Rogen plays Aaron Rapoport, a journalism-school grad who has found himself, ignobly, producing an "Extra!"-like entertainment news show, "Skylark Tonight," hosted by his friend Dave Skylark (Franco). The show traffics in the fluff of celebrity with occasional scoops. (Eminem makes a funny cameo as himself with the out-of-the-blue confession that he's gay.)
When it's learned that North Korea leader Kim Jong Un is a fan of the show, they maneuver to land aninterview for a kind of modern "Frost/Nixon" televised tete-a-tete, albeit one with the same penchant for ascots. (Franco's Skylark is an extreme dandy who speaks largely in over-used slang and has a strange obsession with "Lord of the Rings.")
Before their trip to Pyongyang, a CIA agent (Lizzy Caplan) recruits the pair with the mission to turn their biginterview into an assassination. "Take him out," she instructs before putting them through training.
Like another comedy about the wrong Americans sent overseas, Bill Murray's "Stripes," ''The Interview" is better on American soil and on less sure footing once it lands in North Korea. This is partly logistical. Though "The Interview" obviously couldn't have shot on location and had limited images to draw on for its sets, the movie fails to create even a half-plausible North Korean atmosphere and is left claustrophobically meandering almost entirely in palace interiors.
Their first meeting with Kim (Randall Park) isn't a regal pageant; he just knocks softly on Skylark's door and eagerly introduces himself as a "huge fan." Park is exceptional: His Kim is more complex than the broad caricature you'd expect. He's a jovial young leader haunted by daddy issues, having been called soft by his father for adoring American pop culture. He's a surprisingly agile basketball player and a lover of Katy Perry songs.
Even in North Korea, Rogen and company are more at home in American pop: Western civilization is more the target of "The Interview" than the DPRK.
As Skylark's interview nears, their assassination attempts fail and ethical quandaries mount. Skylark and Kim ("a cool guy," pleads Skylark) become fast friends, palling around together and shooting off tanks: The bromance has gone nuclear. If anything, the film, written by Dan Sterling from the story by Goldberg and Rogen (their second time directing after the better "This Is the End"), verges on making Kim too likable.
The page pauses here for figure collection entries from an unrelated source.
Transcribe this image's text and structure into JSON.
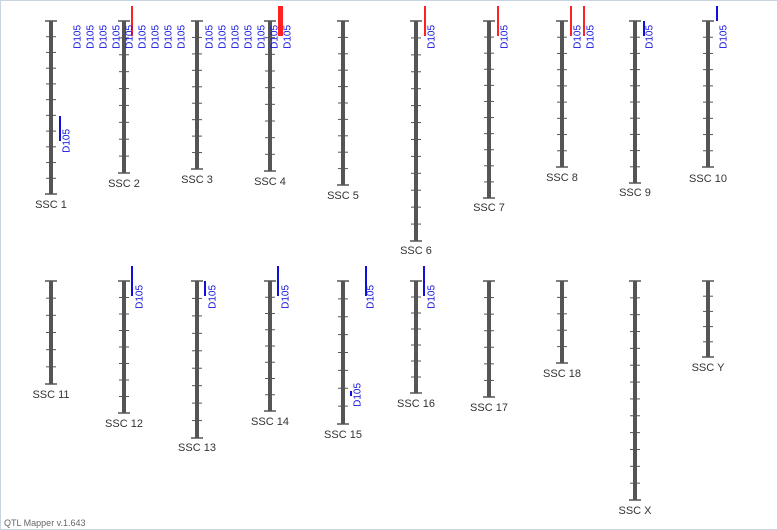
{
  "app": {
    "version_label": "QTL Mapper v.1.643"
  },
  "colors": {
    "chromosome": "#555555",
    "tick": "#555555",
    "qtl_red": "#ff2020",
    "qtl_blue": "#1010dd",
    "label": "#333333"
  },
  "chromosomes": [
    {
      "name": "SSC 1",
      "qtls": [
        {
          "label": "D105",
          "color": "blue",
          "clabel": "D105"
        },
        {
          "label": "D105",
          "color": "blue"
        },
        {
          "label": "D105",
          "color": "blue"
        },
        {
          "label": "D105",
          "color": "blue"
        },
        {
          "label": "D105",
          "color": "blue"
        }
      ]
    },
    {
      "name": "SSC 2",
      "qtls": [
        {
          "label": "D105",
          "color": "red"
        },
        {
          "label": "D105",
          "color": "blue"
        },
        {
          "label": "D105",
          "color": "blue"
        },
        {
          "label": "D105",
          "color": "blue"
        },
        {
          "label": "D105",
          "color": "blue"
        },
        {
          "label": "D105",
          "color": "blue"
        }
      ]
    },
    {
      "name": "SSC 3",
      "qtls": [
        {
          "label": "D105",
          "color": "blue"
        },
        {
          "label": "D105",
          "color": "blue"
        },
        {
          "label": "D105",
          "color": "blue"
        },
        {
          "label": "D105",
          "color": "blue"
        },
        {
          "label": "D105",
          "color": "blue"
        }
      ]
    },
    {
      "name": "SSC 4",
      "qtls": [
        {
          "label": "D105",
          "color": "red"
        },
        {
          "label": "D105",
          "color": "red"
        },
        {
          "label": "D105",
          "color": "blue"
        },
        {
          "label": "D105",
          "color": "blue"
        }
      ]
    },
    {
      "name": "SSC 5",
      "qtls": []
    },
    {
      "name": "SSC 6",
      "qtls": [
        {
          "label": "D105",
          "color": "red"
        }
      ]
    },
    {
      "name": "SSC 7",
      "qtls": [
        {
          "label": "D105",
          "color": "red"
        }
      ]
    },
    {
      "name": "SSC 8",
      "qtls": [
        {
          "label": "D105",
          "color": "red"
        },
        {
          "label": "D105",
          "color": "red"
        }
      ]
    },
    {
      "name": "SSC 9",
      "qtls": [
        {
          "label": "D105",
          "color": "blue"
        }
      ]
    },
    {
      "name": "SSC 10",
      "qtls": [
        {
          "label": "D105",
          "color": "blue"
        }
      ]
    },
    {
      "name": "SSC 11",
      "qtls": []
    },
    {
      "name": "SSC 12",
      "qtls": [
        {
          "label": "D105",
          "color": "blue"
        }
      ]
    },
    {
      "name": "SSC 13",
      "qtls": [
        {
          "label": "D105",
          "color": "blue"
        }
      ]
    },
    {
      "name": "SSC 14",
      "qtls": [
        {
          "label": "D105",
          "color": "blue"
        }
      ]
    },
    {
      "name": "SSC 15",
      "qtls": [
        {
          "label": "D105",
          "color": "blue"
        },
        {
          "label": "D105",
          "color": "blue"
        }
      ]
    },
    {
      "name": "SSC 16",
      "qtls": [
        {
          "label": "D105",
          "color": "blue"
        }
      ]
    },
    {
      "name": "SSC 17",
      "qtls": []
    },
    {
      "name": "SSC 18",
      "qtls": []
    },
    {
      "name": "SSC X",
      "qtls": []
    },
    {
      "name": "SSC Y",
      "qtls": []
    }
  ]
}
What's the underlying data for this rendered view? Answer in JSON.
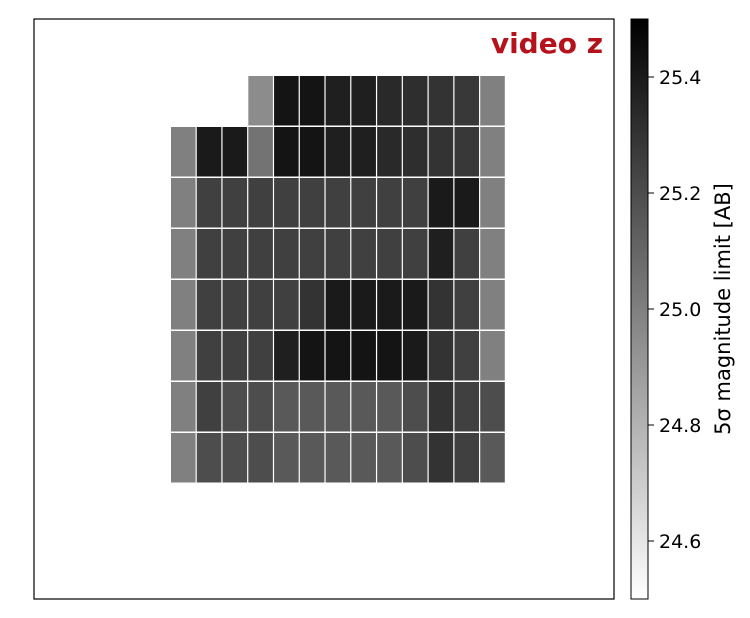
{
  "chart_data": {
    "type": "heatmap",
    "title": "video z",
    "title_color": "#b5121b",
    "title_placement": "top-right",
    "colormap": "gray_r",
    "colorbar": {
      "label": "5σ magnitude limit [AB]",
      "range": [
        24.5,
        25.5
      ],
      "ticks": [
        24.6,
        24.8,
        25.0,
        25.2,
        25.4
      ],
      "tick_labels": [
        "24.6",
        "24.8",
        "25.0",
        "25.2",
        "25.4"
      ]
    },
    "grid": false,
    "axes_ticks_visible": false,
    "grid_cols": 13,
    "grid_rows": 8,
    "values": [
      [
        null,
        null,
        null,
        24.95,
        25.42,
        25.42,
        25.38,
        25.38,
        25.34,
        25.32,
        25.3,
        25.28,
        25.0
      ],
      [
        25.0,
        25.4,
        25.4,
        25.05,
        25.42,
        25.42,
        25.38,
        25.38,
        25.34,
        25.32,
        25.3,
        25.28,
        25.0
      ],
      [
        25.0,
        25.25,
        25.25,
        25.25,
        25.25,
        25.25,
        25.25,
        25.25,
        25.25,
        25.25,
        25.4,
        25.4,
        25.0
      ],
      [
        25.0,
        25.25,
        25.25,
        25.25,
        25.25,
        25.25,
        25.25,
        25.25,
        25.25,
        25.25,
        25.38,
        25.25,
        25.0
      ],
      [
        25.0,
        25.25,
        25.25,
        25.25,
        25.25,
        25.3,
        25.4,
        25.4,
        25.4,
        25.4,
        25.3,
        25.25,
        25.0
      ],
      [
        25.0,
        25.25,
        25.25,
        25.25,
        25.38,
        25.42,
        25.42,
        25.42,
        25.42,
        25.4,
        25.3,
        25.25,
        25.0
      ],
      [
        25.0,
        25.25,
        25.2,
        25.2,
        25.15,
        25.15,
        25.15,
        25.15,
        25.15,
        25.2,
        25.3,
        25.25,
        25.2
      ],
      [
        25.0,
        25.2,
        25.2,
        25.2,
        25.15,
        25.15,
        25.15,
        25.15,
        25.15,
        25.2,
        25.3,
        25.25,
        25.15
      ]
    ]
  }
}
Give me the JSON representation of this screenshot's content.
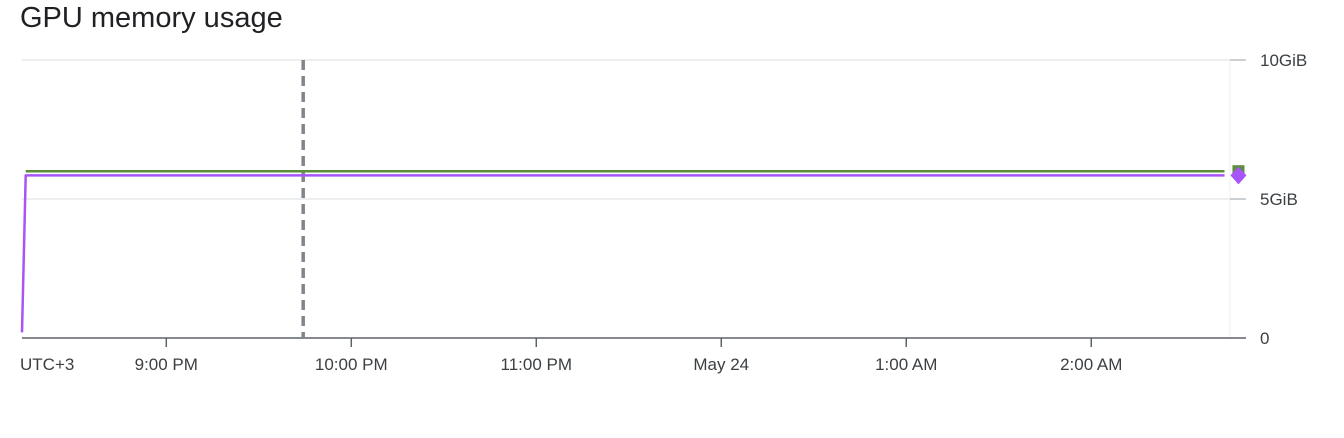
{
  "chart_data": {
    "type": "line",
    "title": "GPU memory usage",
    "xlabel": "",
    "ylabel": "",
    "timezone_label": "UTC+3",
    "x_ticks": [
      {
        "label": "9:00 PM",
        "hour": 21.0
      },
      {
        "label": "10:00 PM",
        "hour": 22.0
      },
      {
        "label": "11:00 PM",
        "hour": 23.0
      },
      {
        "label": "May 24",
        "hour": 24.0
      },
      {
        "label": "1:00 AM",
        "hour": 25.0
      },
      {
        "label": "2:00 AM",
        "hour": 26.0
      }
    ],
    "xlim": [
      20.22,
      26.75
    ],
    "ylim": [
      0,
      10
    ],
    "y_ticks": [
      {
        "label": "0",
        "value": 0
      },
      {
        "label": "5GiB",
        "value": 5
      },
      {
        "label": "10GiB",
        "value": 10
      }
    ],
    "marker_time": 21.74,
    "grid": true,
    "series": [
      {
        "color": "#5b8f3a",
        "x": [
          20.24,
          26.72
        ],
        "y": [
          6.0,
          6.0
        ],
        "end_marker": "square"
      },
      {
        "color": "#a855f7",
        "x": [
          20.22,
          20.24,
          26.72
        ],
        "y": [
          0.2,
          5.85,
          5.85
        ],
        "end_marker": "diamond"
      }
    ]
  }
}
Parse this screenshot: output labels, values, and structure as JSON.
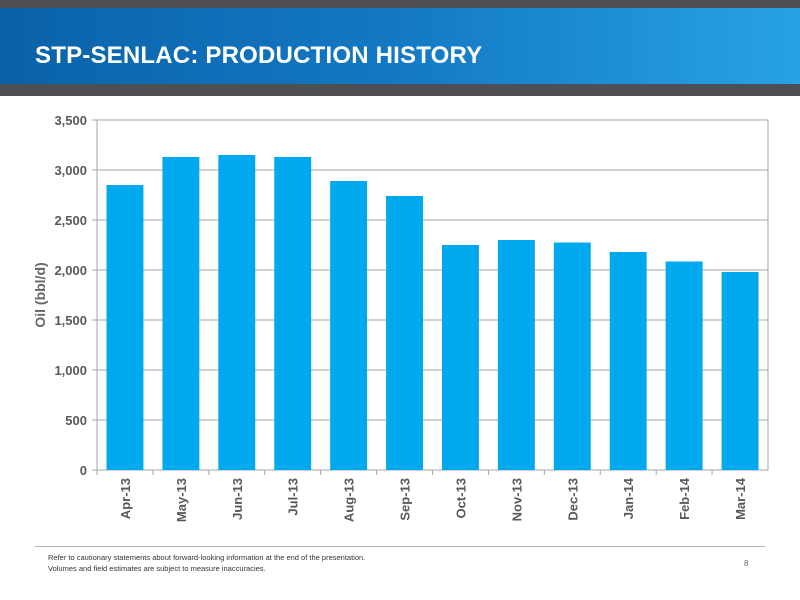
{
  "header": {
    "title": "STP-SENLAC: PRODUCTION HISTORY"
  },
  "chart_data": {
    "type": "bar",
    "title": "",
    "xlabel": "",
    "ylabel": "Oil (bbl/d)",
    "categories": [
      "Apr-13",
      "May-13",
      "Jun-13",
      "Jul-13",
      "Aug-13",
      "Sep-13",
      "Oct-13",
      "Nov-13",
      "Dec-13",
      "Jan-14",
      "Feb-14",
      "Mar-14"
    ],
    "values": [
      2850,
      3130,
      3150,
      3130,
      2890,
      2740,
      2250,
      2300,
      2275,
      2180,
      2085,
      1980
    ],
    "ylim": [
      0,
      3500
    ],
    "yticks": [
      0,
      500,
      1000,
      1500,
      2000,
      2500,
      3000,
      3500
    ],
    "ytick_labels": [
      "0",
      "500",
      "1,000",
      "1,500",
      "2,000",
      "2,500",
      "3,000",
      "3,500"
    ],
    "grid": true,
    "bar_color": "#00a9ee",
    "legend": "none"
  },
  "footer": {
    "note_1": "Refer to cautionary statements about forward-looking information at the end of the presentation.",
    "note_2": "Volumes and field estimates are subject to measure inaccuracies.",
    "page_number": "8"
  },
  "colors": {
    "accent": "#1379c4",
    "strip": "#4d4f52",
    "bar": "#00a9ee"
  }
}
And while the movie leads to a fiery end and a slow reveal of the famine Kim inflicts on his people, most who see "The Interview" will say to themselves: THIS is what prompted an international incident? There's nothing scandalous about "The Interview," unless you happen to believe Kim is a god who rides around on unicorns.
Despite the large presence of Park's dictator, this is really Franco's movie. Seemingly energized by his more outlandish performances (like his Alien in "Spring Breakers"), he's here in full, grinning Jerry Lewis-mode, a rubber-faced infotainment parody. His chemistry with Rogen is predictably solid.
Charlie Chaplin, Ernst Lubitsch and the "South Park" guys have all tried before to find comedy in the shadow of evil and thereby do a little to disarm it. "The Interview" struggles to really illuminate anything about the stranger-than-fiction Orwellian nightmare that is North Korea, but its attempt is admirable.
And, yes, having your film almost taken down by a totalitarian regime wins you an extra star.